Lloyd-Jones knew that preaching involves us in a mysterious partnership or cooperation with almighty God. For this reason, despite all his experience in writing and delivering sermons, he confessed in 1967 that "to me, preaching is a great mystery" (see Knowing the Times: Addresses Delivered on Various Occasions). At times, God grants a freedom and power that has little to do with our preparations and abilities. Yet, preaching always feels like "an impossible task." It comes with "the element of dread, of terrible responsibility"; there is "the sense of fear, the sense of awe." The preacher cannot be sent by himself. He is sent by God by means of the call of the church (Rom. 10:15). The Spirit-empowered preacher speaks, as Paul confessed in 1 Corinthians 2:3, "in weakness, and in fear, and in much trembling." Great preachers, such as Paul or George Whitefield, did not slip easily into preaching. They were alarmed by their unworthiness and the solemn majesty of Christ.

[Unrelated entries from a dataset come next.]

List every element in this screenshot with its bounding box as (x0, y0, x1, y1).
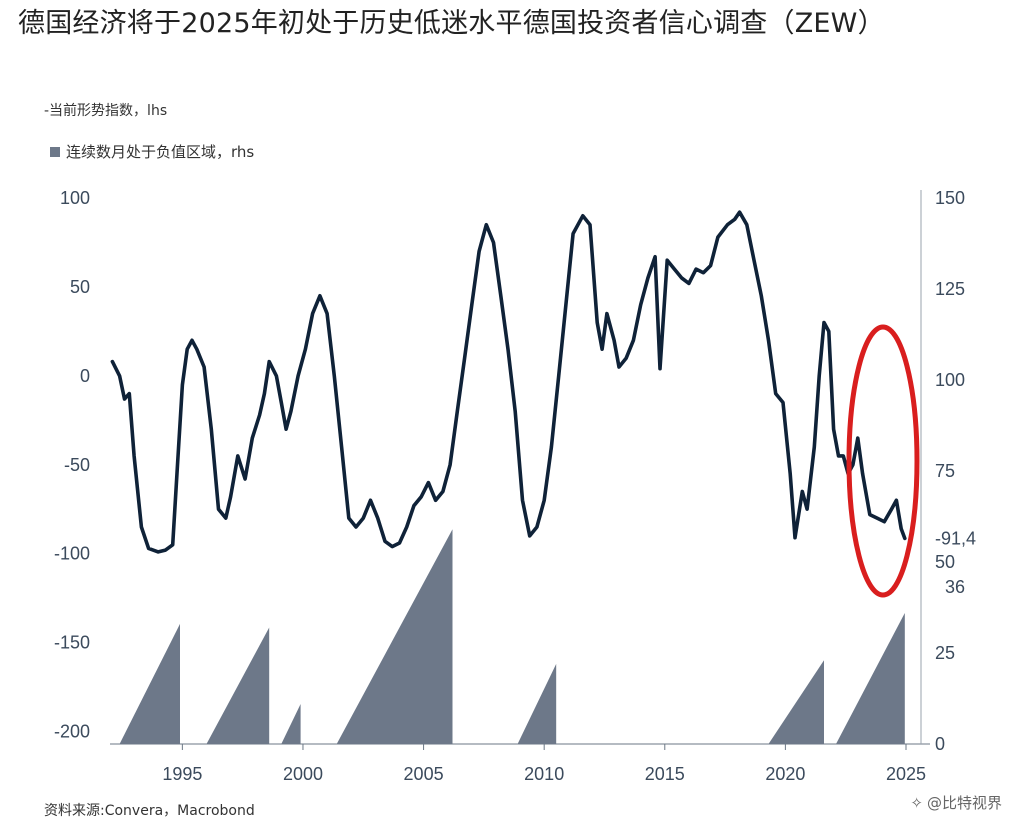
area-segment-4 (336, 529, 453, 744)
x-tick-label-0: 1995 (162, 764, 202, 784)
legend-area-entry: 连续数月处于负值区域，rhs (50, 141, 254, 162)
series-line-current-situation (110, 210, 907, 554)
y-left-tick-label-2: 0 (80, 366, 90, 386)
highlight-ellipse (846, 324, 920, 598)
y-right-tick-label-1: 125 (935, 279, 965, 299)
y-left-tick-label-3: -50 (64, 455, 90, 475)
x-tick-label-5: 2020 (765, 764, 805, 784)
y-right-tick-label-5: 25 (935, 643, 955, 663)
y-left-tick-label-1: 50 (70, 277, 90, 297)
annotation-latest-index: -91,4 (935, 528, 976, 548)
legend-line-label: -当前形势指数，lhs (44, 103, 168, 119)
y-left-tick-label-5: -150 (54, 633, 90, 653)
watermark: ✧ @比特视界 (910, 792, 1002, 813)
y-right-tick-label-2: 100 (935, 370, 965, 390)
y-left-tick-label-0: 100 (60, 188, 90, 208)
annotation-latest-months: 36 (945, 577, 965, 597)
y-right-tick-label-4: 50 (935, 552, 955, 572)
watermark-label: @比特视界 (926, 794, 1002, 812)
area-segment-6 (768, 660, 824, 744)
area-segment-2 (206, 627, 270, 744)
chart-title: 德国经济将于2025年初处于历史低迷水平德国投资者信心调查（ZEW） (18, 8, 885, 39)
x-tick-label-3: 2010 (524, 764, 564, 784)
x-tick-label-1: 2000 (283, 764, 323, 784)
legend-area-label: 连续数月处于负值区域，rhs (66, 143, 255, 161)
x-tick-label-2: 2005 (404, 764, 444, 784)
area-segment-7 (836, 613, 905, 744)
watermark-icon: ✧ (910, 793, 923, 812)
source-note: 资料来源:Convera，Macrobond (44, 803, 255, 819)
area-segment-5 (517, 663, 557, 744)
y-right-tick-label-0: 150 (935, 188, 965, 208)
area-segment-1 (119, 623, 180, 744)
area-segment-3 (281, 704, 301, 744)
y-right-tick-label-3: 75 (935, 461, 955, 481)
y-left-tick-label-4: -100 (54, 544, 90, 564)
legend-area-swatch (50, 146, 60, 157)
y-right-tick-label-6: 0 (935, 734, 945, 754)
x-tick-label-4: 2015 (645, 764, 685, 784)
x-tick-label-6: 2025 (886, 764, 926, 784)
y-left-tick-label-6: -200 (54, 722, 90, 742)
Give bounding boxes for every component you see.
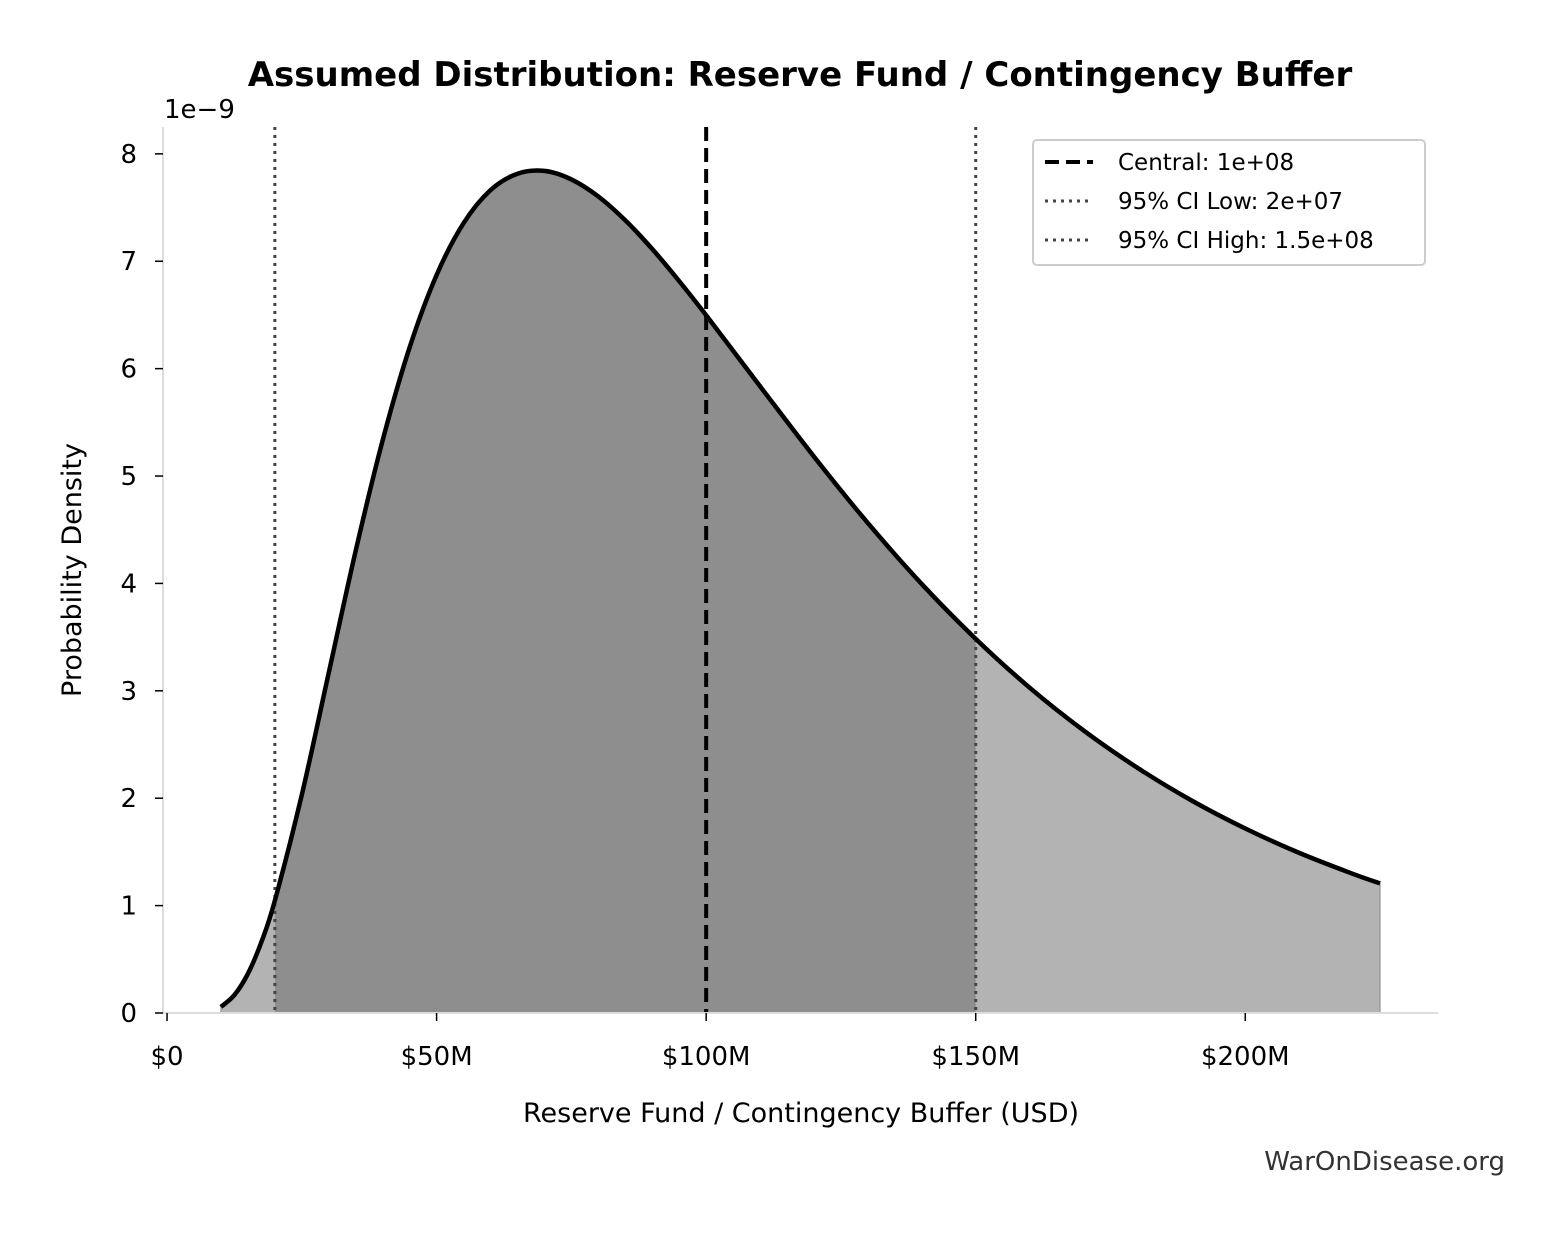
x-tick-label: $100M (662, 1042, 751, 1072)
x-tick-label: $150M (931, 1042, 1020, 1072)
y-tick-label: 4 (120, 569, 137, 599)
legend-label: 95% CI Low: 2e+07 (1118, 189, 1343, 215)
watermark: WarOnDisease.org (1264, 1147, 1505, 1177)
plot-area (219, 127, 1381, 1014)
legend-box (1032, 139, 1426, 266)
y-axis-label: Probability Density (57, 443, 88, 697)
legend-label: Central: 1e+08 (1118, 150, 1294, 176)
y-tick-label: 3 (120, 677, 137, 707)
y-tick-label: 6 (120, 355, 137, 385)
x-tick-label: $50M (401, 1042, 473, 1072)
density-curve (219, 168, 1381, 1009)
y-tick-label: 5 (120, 462, 137, 492)
y-tick-label: 8 (120, 140, 137, 170)
y-tick-label: 2 (120, 784, 137, 814)
axes: $0 $50M $100M $150M $200M 0 1 2 3 4 5 6 7 8 (120, 127, 1438, 1072)
x-axis-label: Reserve Fund / Contingency Buffer (USD) (523, 1098, 1079, 1129)
y-scale-label: 1e−9 (164, 95, 235, 125)
y-tick-label: 7 (120, 247, 137, 277)
chart-title: Assumed Distribution: Reserve Fund / Con… (248, 55, 1353, 95)
legend: Central: 1e+08 95% CI Low: 2e+07 95% CI Hi… (1032, 139, 1426, 266)
y-tick-label: 0 (120, 999, 137, 1029)
y-tick-label: 1 (120, 892, 137, 922)
legend-label: 95% CI High: 1.5e+08 (1118, 228, 1374, 254)
x-tick-label: $0 (150, 1042, 183, 1072)
x-tick-label: $200M (1201, 1042, 1290, 1072)
ci-fill (274, 170, 976, 1013)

Preaching is also a personal interaction between the preacher and the congregation. It is not at all true that the preacher disappears and only God is seen. Lloyd-Jones agrees with Phillips Brooks's statement that preaching is "truth mediated through personality." He says:
The whole man is involved in preaching. . . . It is not merely what the man says, it is the way in which he says it-this total involvement of the man; his body is involved, every part of him, every faculty is involved if it is true preaching, the whole personality of the individual; and, at the same time, as I said, the congregation is also making its contribution. Here are spiritually minded people, they have come prepared and they are under the influence of the Spirit, and so these two things blend together. There is a unity between preacher and hearers and there is a transaction backwards and forwards. That, to me, is true preaching.

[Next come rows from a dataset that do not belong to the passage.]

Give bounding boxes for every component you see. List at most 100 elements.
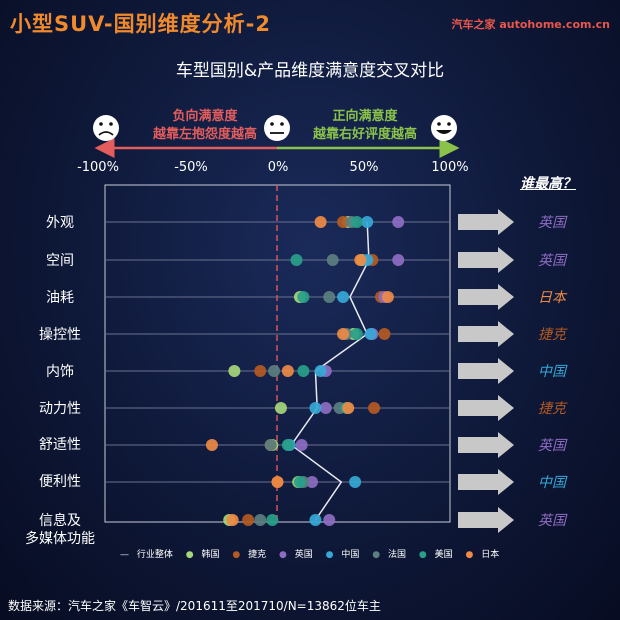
data-point [326,254,339,266]
negative-label-line2: 越靠左抱怨度越高 [152,127,257,142]
data-point [364,328,377,340]
data-point [314,216,327,228]
legend-item: ● 美国 [418,550,453,560]
positive-label: 正向满意度 越靠右好评度越高 [295,108,435,144]
legend-item: ● 法国 [372,550,407,560]
category-label: 舒适性 [39,437,81,453]
winner-arrow [458,432,514,458]
data-point [297,365,310,377]
data-point [392,254,405,266]
category-label: 动力性 [39,401,81,417]
data-point [368,402,381,414]
winner-label: 英国 [538,253,566,269]
positive-label-line1: 正向满意度 [332,109,398,124]
winner-arrow [458,469,514,495]
chart-title: 车型国别&产品维度满意度交叉对比 [175,61,445,81]
legend-label: 中国 [341,550,360,560]
data-point [342,402,355,414]
category-label-line2: 多媒体功能 [25,531,95,547]
sad-face-icon [93,115,119,141]
brand-logo: 汽车之家 autohome.com.cn [451,18,610,31]
data-point [242,514,255,526]
category-label: 操控性 [39,327,81,343]
data-point [309,514,322,526]
legend: — 行业整体 ● 韩国 ● 捷克 ● 英国 ● 中国 ● 法国 ● 美国 ● 日… [120,547,509,560]
data-point [323,514,336,526]
winner-label: 英国 [538,513,566,529]
category-label: 信息及 多媒体功能 [20,512,100,548]
category-label: 油耗 [46,290,74,306]
data-point [319,402,332,414]
category-label: 空间 [46,253,74,269]
data-point [293,476,306,488]
neutral-face-icon [264,115,290,141]
legend-item: ● 捷克 [232,550,267,560]
data-point [337,291,350,303]
data-point [337,328,350,340]
data-point [354,254,367,266]
data-point [268,365,281,377]
category-label: 内饰 [46,364,74,380]
data-point [337,216,350,228]
x-tick-label: -100% [77,160,119,175]
data-point [297,291,310,303]
legend-label: 英国 [294,550,313,560]
data-point [274,402,287,414]
winner-label: 捷克 [538,327,566,343]
data-point [205,439,218,451]
legend-item: ● 中国 [325,550,360,560]
question-label: 谁最高？ [520,176,576,192]
winner-arrow [458,284,514,310]
data-point [392,216,405,228]
legend-label: 韩国 [201,550,220,560]
positive-label-line2: 越靠右好评度越高 [312,127,417,142]
winner-arrow [458,247,514,273]
winner-label: 中国 [538,364,566,380]
legend-label: 日本 [481,550,500,560]
data-point [290,254,303,266]
data-point [314,365,327,377]
legend-item: ● 英国 [279,550,313,560]
winner-label: 英国 [538,438,566,454]
legend-item: ● 韩国 [185,550,220,560]
happy-face-icon [431,115,457,141]
data-point [254,514,267,526]
data-point [381,291,394,303]
winner-arrow [458,507,514,533]
winner-label: 中国 [538,475,566,491]
winner-label: 日本 [538,290,566,306]
x-tick-label: 100% [431,160,469,175]
data-point [266,514,279,526]
negative-label: 负向满意度 越靠左抱怨度越高 [135,108,275,144]
data-point [281,439,294,451]
legend-label: 捷克 [248,550,267,560]
winner-arrow [458,395,514,421]
data-point [254,365,267,377]
legend-item: ● 日本 [465,550,500,560]
data-point [271,476,284,488]
x-tick-label: 50% [349,160,379,175]
data-point [309,402,322,414]
data-point [350,216,363,228]
winner-arrow [458,358,514,384]
legend-label: 行业整体 [136,550,173,560]
legend-label: 法国 [388,550,407,560]
category-label-line1: 信息及 [39,513,81,529]
winner-label: 捷克 [538,401,566,417]
data-point [349,476,362,488]
data-point [323,291,336,303]
data-point [281,365,294,377]
x-tick-label: -50% [174,160,208,175]
data-point [264,439,277,451]
main-title: 小型SUV-国别维度分析-2 [10,12,271,36]
winner-label: 英国 [538,215,566,231]
data-point [226,514,239,526]
data-point [306,476,318,488]
data-point [228,365,241,377]
legend-item: — 行业整体 [120,550,173,560]
x-tick-label: 0% [267,160,289,175]
winner-arrow [458,209,514,235]
negative-label-line1: 负向满意度 [172,109,238,124]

Preaching is a spiritual triangle whereby God draws the preacher and the hearers closer to Himself and to each other. The Holy Spirit is at work, the preacher feels a holy "compulsion," and the people are "gripped and fixed" by the truth. This is a far cry from preaching only because it is Sunday and it's your job. It is a labor of love. Love moves us to study and to organize our thoughts. But Lloyd-Jones says that to dress up our sermons simply "to attract people" is not love, but "prostitution."

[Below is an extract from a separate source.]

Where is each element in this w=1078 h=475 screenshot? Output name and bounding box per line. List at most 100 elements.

Preaching is delivering a "word from God," not in the sense of direct revelation, but as the result of studying Scripture and then speaking the truth of Scripture "in demonstration of the Spirit and of power" (1 Cor 2:4). The preacher is an agent of God, and he himself is "taken up" by God into "this realm of the Spirit, and God is giving a message through this man to the people." He is not tied to his notes or to following some perfect form, but speaks with a holy "freedom," often leaving "loose ends" or even interrupting himself in ways one would not expect in a polished theological treatise. God gives him insights and fire even in the act of preaching that he did not have before. As a result, the preacher may say: "I am preaching, yet not I, but I am being used of God; I am being taken up, I am being employed, and God is using even me to speak to these people. I am an ambassador for God, I am a sent one, I am aware of this great responsibility-but it is all right, I am enabled to do it because of His grace and the power that He is gracious enough to give me."
This is the divine mystery of preaching as Lloyd-Jones described it and as he experienced it through a lifetime of ministry in the pulpit. May God raise up more men like Lloyd-Jones who will preach His truth to His glory with the Spirit's unction to the salvation of the lost and the maturation of the saints in Christ.